Note that the isApplicable affects the information given to the transform. The transform result function is invoked
with the field from the original query and its parent field in the query sent to the underlying service.
One point to note is that the field's parent could have been transformed and that we cannot use the result keys of the original field as a way to visit the result e.g.
# Given a query
query MyUser {
user {
friends { # Say is defined as friends: [User] @renamed(from: "acquaintances")
name # We want to transform this field
}
}
}
# Then the query to the underlying service could be
query MyUser {
user {
acquaintances_someAlias: acquaintances { # See how user.friends.name will no longer be valid in the result
name
}
}
}So the underlyingParentField parameter aims to solve this by supplying user.acquaintances_someAlias to the
transform.
e.g. given a response from a service
{
"data": {
"user": {
"acquaintances_someAlias": [
{
"name": "Franklin Wang"
},
{
"name": "Artyom Emelyanenko"
}
]
}
}
}Then the following implementation will transform all user.friends.name fields to "Hello World".

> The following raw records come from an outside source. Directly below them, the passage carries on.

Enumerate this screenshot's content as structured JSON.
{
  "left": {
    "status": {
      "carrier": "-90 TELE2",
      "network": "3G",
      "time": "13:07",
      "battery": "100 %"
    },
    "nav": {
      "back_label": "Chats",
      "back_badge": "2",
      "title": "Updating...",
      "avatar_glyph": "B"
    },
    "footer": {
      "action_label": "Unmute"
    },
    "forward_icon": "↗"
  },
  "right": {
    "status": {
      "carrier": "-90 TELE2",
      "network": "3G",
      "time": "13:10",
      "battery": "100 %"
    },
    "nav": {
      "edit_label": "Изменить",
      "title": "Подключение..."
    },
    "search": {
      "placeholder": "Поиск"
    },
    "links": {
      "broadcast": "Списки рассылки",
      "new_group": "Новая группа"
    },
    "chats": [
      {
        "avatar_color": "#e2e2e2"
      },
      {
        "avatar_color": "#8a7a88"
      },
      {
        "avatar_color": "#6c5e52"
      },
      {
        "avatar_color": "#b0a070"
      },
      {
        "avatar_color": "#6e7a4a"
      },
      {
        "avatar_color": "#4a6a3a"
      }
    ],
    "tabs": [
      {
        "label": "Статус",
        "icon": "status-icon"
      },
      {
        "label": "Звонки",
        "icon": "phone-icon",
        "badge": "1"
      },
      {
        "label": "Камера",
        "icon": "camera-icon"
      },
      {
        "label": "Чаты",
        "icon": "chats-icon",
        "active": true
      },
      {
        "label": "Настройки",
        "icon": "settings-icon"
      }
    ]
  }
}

override suspend fun getResultInstructions(
executionContext: NadelExecutionContext,
service: Service,
overallField: ExecutableNormalizedField, // user.friend.name
underlyingParentField: ExecutableNormalizedField?, // user.acquaintance_someAlias
result: ServiceExecutionResult, // Above JSON
state: State,
nodes: JsonNodes, // Use this to visit the response
): List<NadelResultInstruction> {
val parentNodes = nodes.getNodesAt(
queryPath = underlyingParentField?.queryPath ?: NadelQueryPath.root, // May be null if it's a top level field
flatten = true,
)
// Note: parentNodes is a List because there may be arrays involved e.g. user.friendS.name can have multiple names
return parentNodes.map { parentNode ->
NadelResultInstruction.Set(
subjectPath = parentNode.resultPath + overallField.resultKey,
newValue = "Hello World",
)
}
}The final result will be
{
"data": {
"user": {
"friends": [
{
"name": "Hello World"
},
{
"name": "Hello World"
}
]
}
}
}If you do not wish to modify the result, simply return emptyList().